Test quality (verdict: TESTS-HARDEN)

Mutation analysis (12 plausible wrong implementations):

#	Wrong implementation	Caught by draft TDD?	Severity	Closure
1	Drop frozen=True from Trusted/Degraded/Unavailable model_config	No	harden	AC-10 + test_adapter_confidence_instances_are_immutable
2	Drop extra="forbid" from model_config	No	harden	AC-11 + test_*_rejects_extra_field for all 3 variants
3	Drop Field(discriminator="kind") from AdapterConfidence Union	Partially (depends on Pydantic fallback)	harden	AC-7 strengthened with type(decoded) is type(instance) assertion
4	Symmetric swap of Trusted.kind and Degraded.kind literal values	No — round-trip equal	harden	AC-3 + test_discriminator_strings_are_exactly_pinned
5	Drop @runtime_checkable decorator from a Protocol	Yes — isinstance raises TypeError; AC-4 fails loud	—	—
6	Rename kind field to tag symmetrically	No	harden	AC-12 + test_json_shape_pinned
7	Add reason: str = "" field to Trusted for symmetry	No	harden	AC-11 + test_trusted_rejects_reason_field
8	Change Occurrence from frozen=True dataclass to regular dataclass	No	harden	AC-13 + test_occurrence_is_frozen_dataclass_with_exact_fields
9	Implement a Protocol with mutable shared state	N/A — protocols can't define state	—	—
10	Use model_construct(...) inside confidence.py for "performance"	No	harden	AC-16 + test_adapter_modules_have_no_model_construct
11	Drop one method from ImportGraphAdapter / ScipAdapter / TestInventoryAdapter	DepGraph-only — others uncovered	harden	AC-5 parametrized over all 4 Protocols
12	Use Tuple instead of list in a Protocol signature	mypy --strict catches; isinstance does not	accepted (mypy)	Test docstring cites PEP 544

Other test-quality concerns: - The original test_no_phase2_module_implements_adapter_protocol swallowed exceptions on instantiation — documented limitation.
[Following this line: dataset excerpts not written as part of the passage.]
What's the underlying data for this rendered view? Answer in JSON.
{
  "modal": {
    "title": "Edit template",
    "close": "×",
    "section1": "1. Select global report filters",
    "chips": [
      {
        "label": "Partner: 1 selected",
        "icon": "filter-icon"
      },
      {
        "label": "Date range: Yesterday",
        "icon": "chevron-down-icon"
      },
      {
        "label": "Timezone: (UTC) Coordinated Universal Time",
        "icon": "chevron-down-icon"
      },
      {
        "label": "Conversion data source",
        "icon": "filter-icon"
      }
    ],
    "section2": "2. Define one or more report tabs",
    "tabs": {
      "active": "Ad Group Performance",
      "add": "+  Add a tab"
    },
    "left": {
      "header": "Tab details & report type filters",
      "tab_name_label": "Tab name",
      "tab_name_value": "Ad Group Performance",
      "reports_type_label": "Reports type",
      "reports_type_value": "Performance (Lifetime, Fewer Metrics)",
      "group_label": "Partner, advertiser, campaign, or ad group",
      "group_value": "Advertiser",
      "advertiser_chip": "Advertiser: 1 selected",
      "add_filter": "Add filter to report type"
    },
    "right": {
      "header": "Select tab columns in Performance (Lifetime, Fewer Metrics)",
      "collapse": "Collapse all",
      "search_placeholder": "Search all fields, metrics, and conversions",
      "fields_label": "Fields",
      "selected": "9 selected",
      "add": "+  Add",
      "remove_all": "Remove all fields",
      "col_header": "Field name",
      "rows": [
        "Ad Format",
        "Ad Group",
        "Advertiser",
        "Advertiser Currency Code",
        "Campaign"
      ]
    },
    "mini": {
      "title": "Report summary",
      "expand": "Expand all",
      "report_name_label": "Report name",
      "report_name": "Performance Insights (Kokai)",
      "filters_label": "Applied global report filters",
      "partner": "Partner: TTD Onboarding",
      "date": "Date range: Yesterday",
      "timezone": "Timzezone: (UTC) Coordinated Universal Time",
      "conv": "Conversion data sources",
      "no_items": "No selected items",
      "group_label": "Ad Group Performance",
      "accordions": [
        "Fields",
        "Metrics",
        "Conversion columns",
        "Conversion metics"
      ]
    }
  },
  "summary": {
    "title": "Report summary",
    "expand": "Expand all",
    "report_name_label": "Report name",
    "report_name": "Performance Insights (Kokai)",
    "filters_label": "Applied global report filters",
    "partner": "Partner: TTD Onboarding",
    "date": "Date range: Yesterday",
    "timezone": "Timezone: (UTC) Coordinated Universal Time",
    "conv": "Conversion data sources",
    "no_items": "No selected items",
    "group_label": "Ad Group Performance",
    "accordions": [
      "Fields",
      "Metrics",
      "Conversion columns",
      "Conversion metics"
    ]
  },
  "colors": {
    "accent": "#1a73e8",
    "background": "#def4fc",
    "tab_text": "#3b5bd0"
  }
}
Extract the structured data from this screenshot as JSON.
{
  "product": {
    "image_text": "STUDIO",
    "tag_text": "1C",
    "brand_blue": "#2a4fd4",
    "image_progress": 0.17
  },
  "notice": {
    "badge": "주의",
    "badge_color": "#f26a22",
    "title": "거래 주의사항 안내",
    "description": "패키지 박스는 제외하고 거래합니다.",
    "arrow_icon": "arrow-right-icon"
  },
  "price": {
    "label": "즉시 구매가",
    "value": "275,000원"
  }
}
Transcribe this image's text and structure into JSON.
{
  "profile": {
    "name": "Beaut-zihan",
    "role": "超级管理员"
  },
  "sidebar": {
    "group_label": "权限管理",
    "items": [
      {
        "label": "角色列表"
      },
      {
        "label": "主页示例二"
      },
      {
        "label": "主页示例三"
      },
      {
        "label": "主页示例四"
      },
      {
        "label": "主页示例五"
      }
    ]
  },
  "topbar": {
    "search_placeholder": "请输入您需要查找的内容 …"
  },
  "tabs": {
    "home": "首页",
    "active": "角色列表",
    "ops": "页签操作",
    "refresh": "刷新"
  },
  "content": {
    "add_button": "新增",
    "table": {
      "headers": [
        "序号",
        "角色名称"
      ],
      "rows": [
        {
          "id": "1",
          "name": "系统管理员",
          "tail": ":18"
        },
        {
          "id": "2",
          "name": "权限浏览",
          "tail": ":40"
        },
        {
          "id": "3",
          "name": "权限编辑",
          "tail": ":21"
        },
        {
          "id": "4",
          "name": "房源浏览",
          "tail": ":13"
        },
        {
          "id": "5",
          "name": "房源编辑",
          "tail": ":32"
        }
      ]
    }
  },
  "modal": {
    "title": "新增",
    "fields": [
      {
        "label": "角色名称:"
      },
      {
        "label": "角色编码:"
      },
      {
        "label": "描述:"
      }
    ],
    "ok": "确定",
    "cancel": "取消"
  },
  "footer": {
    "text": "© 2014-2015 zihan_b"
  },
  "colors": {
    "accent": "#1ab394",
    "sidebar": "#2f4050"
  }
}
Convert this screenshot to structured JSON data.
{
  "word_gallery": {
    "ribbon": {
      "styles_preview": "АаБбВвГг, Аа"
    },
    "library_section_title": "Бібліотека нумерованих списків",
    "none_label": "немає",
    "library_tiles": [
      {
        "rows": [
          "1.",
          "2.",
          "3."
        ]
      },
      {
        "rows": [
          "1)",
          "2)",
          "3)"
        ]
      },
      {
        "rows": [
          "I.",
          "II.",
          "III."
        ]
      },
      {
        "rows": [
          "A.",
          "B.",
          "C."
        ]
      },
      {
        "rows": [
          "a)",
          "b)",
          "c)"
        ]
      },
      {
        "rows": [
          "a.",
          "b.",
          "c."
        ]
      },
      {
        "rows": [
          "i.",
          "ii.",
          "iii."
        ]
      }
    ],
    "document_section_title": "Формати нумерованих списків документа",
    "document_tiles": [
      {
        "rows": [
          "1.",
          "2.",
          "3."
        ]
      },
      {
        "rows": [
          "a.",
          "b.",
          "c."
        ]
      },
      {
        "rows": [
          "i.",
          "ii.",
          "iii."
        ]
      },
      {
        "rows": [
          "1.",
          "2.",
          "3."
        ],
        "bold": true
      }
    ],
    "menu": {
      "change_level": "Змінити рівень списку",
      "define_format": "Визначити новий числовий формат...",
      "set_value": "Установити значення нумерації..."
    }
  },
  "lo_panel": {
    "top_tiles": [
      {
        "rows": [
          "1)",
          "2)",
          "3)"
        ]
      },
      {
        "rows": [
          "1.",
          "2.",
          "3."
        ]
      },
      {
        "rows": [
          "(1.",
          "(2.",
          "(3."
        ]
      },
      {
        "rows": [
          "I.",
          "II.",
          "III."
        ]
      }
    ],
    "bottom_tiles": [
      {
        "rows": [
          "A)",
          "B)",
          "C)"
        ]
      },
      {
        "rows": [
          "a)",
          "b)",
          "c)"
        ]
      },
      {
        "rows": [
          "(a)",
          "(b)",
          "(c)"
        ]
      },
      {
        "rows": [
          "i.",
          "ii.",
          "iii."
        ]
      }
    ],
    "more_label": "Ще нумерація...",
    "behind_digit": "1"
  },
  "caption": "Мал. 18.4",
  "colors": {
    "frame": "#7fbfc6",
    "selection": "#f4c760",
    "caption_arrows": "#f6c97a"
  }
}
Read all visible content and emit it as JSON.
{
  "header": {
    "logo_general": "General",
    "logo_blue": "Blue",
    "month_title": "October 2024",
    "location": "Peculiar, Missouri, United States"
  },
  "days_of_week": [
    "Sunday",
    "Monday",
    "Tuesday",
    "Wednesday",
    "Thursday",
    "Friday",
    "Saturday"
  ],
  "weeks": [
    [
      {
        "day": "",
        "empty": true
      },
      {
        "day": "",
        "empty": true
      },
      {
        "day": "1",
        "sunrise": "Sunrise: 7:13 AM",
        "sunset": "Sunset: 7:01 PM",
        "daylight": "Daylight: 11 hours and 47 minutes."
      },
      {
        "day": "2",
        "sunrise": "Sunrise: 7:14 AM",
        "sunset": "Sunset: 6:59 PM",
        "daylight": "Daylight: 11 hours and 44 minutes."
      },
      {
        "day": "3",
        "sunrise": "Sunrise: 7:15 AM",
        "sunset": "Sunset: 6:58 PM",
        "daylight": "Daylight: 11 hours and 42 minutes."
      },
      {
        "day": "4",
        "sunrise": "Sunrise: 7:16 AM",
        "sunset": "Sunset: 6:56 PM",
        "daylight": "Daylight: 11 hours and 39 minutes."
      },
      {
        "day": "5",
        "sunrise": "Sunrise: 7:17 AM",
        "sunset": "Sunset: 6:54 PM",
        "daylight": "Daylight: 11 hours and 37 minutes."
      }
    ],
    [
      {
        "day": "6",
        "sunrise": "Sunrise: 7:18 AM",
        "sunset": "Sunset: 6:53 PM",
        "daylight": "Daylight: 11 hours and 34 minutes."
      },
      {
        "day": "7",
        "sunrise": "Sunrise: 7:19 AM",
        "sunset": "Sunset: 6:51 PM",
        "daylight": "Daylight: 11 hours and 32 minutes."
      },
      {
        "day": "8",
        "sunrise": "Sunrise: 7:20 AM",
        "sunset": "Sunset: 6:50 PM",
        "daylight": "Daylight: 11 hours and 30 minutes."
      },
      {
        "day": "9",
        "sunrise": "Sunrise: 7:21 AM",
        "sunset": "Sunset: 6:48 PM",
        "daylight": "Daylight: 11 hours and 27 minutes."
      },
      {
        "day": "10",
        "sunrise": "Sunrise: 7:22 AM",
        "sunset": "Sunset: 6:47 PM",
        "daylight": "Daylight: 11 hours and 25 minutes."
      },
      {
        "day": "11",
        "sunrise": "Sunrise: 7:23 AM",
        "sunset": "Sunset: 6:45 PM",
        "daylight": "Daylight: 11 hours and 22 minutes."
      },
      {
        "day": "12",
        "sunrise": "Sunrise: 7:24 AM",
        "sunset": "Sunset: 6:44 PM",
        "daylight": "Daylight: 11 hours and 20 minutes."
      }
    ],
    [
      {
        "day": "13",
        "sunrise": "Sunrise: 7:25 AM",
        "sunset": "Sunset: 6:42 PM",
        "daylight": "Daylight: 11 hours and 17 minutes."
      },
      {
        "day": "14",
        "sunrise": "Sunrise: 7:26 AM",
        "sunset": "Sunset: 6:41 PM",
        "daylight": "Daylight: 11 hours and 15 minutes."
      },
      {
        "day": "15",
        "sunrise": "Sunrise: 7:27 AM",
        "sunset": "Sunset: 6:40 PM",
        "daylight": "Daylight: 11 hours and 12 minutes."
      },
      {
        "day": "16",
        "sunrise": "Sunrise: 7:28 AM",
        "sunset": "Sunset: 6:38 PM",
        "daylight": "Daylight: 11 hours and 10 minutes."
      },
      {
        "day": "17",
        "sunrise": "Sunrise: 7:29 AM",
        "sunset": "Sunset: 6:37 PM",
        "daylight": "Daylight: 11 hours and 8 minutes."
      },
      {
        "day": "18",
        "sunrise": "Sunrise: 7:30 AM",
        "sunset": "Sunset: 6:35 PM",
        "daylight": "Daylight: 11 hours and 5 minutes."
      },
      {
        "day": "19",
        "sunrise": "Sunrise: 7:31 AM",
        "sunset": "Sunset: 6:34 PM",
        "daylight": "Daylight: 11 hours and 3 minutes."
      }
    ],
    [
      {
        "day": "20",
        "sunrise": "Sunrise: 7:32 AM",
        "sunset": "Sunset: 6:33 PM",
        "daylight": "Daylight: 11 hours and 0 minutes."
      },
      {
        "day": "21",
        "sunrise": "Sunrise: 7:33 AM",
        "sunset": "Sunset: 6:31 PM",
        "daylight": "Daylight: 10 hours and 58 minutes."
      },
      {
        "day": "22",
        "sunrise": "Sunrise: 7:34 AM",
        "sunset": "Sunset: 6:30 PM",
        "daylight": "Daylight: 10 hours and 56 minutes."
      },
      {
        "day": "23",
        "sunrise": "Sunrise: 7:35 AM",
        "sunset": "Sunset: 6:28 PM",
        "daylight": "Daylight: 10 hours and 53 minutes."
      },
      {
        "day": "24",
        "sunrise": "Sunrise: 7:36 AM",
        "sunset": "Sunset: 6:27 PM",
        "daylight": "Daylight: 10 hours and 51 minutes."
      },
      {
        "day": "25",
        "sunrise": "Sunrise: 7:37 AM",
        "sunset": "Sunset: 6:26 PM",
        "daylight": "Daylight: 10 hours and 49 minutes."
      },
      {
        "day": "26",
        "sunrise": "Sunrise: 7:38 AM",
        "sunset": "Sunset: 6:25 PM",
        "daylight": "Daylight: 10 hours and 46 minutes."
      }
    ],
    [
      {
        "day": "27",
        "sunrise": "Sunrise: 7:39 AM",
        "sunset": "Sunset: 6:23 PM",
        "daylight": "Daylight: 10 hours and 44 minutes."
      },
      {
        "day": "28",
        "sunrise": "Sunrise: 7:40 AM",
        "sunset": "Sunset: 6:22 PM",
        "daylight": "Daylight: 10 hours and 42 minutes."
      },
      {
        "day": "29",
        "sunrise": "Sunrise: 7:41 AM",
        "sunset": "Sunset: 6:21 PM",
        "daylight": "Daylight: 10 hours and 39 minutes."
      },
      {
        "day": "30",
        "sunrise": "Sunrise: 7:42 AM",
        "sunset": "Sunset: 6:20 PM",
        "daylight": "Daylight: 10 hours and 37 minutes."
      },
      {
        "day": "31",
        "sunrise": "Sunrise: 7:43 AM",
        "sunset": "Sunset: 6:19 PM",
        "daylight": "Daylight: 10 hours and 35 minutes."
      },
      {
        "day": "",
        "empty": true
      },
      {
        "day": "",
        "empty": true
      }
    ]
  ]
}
Closed by the static-AST arm. - No __all__ consistency check — added test_adapters_all_is_exactly_the_public_surface.

Consistency (verdict: CONSISTENCY-CLEAN)

• @runtime_checkable Protocol + signatures: exact match to phase-arch-design.md §"Component design" #7 and §"Data model". ✓
• Module locations src/codegenie/adapters/{__init__.py, protocols.py, confidence.py} match 02-ADR-0007 §Decision. ✓
• AdapterConfidence = Annotated[Union[Trusted, Degraded, Unavailable], Field(discriminator="kind")]: matches §"Data model" lines 703-707 verbatim. ✓
• TestId = NewType("TestId", str) declared in protocols.py, not S1-05: consistent with "newtype belongs where its consumer family lives" architect's rule (S1-01's validation precedent #9). ✓
• Occurrence as frozen dataclass (not Pydantic): matches refactor #3 docstring rationale ("raw SCIP-decoded position; mmap-friendly"); Pydantic overhead unwarranted for a 3-field positional type. ✓
• 02-ADR-0007 §Decision: Phase 2 ships NO NullAdapter fixtures, NO adapter implementations. AC-6 (dynamic + static) enforces. ✓
• forbidden-patterns ban on model_construct under src/codegenie/adapters/**: from arch §"Anti-patterns avoided" row 12 + final-design §"Anti-patterns" + S1-11. Now AC-16. ✓
• CLAUDE.md "Extension by addition": Adding a fifth Protocol type is ADR-amendment, mirroring the variant-set-extension discipline S1-01 ratified. Notes-for-implementer now states explicitly. ✓
• Gap 1 (handoff smoke test in S7-04): out-of-scope here, correctly named. ✓
• final-design.md §"Patterns considered and deliberately rejected" #7: AdapterConfidence is NOT the type of every probe's freshness output — only adapter outputs. Story respects this (AC-6 enforces zero phase-2-internal consumers). ✓
• No RESCUE-tier conflicts. The "Consistency > Coverage > Test-Quality > Design-Patterns" priority did not need to fire.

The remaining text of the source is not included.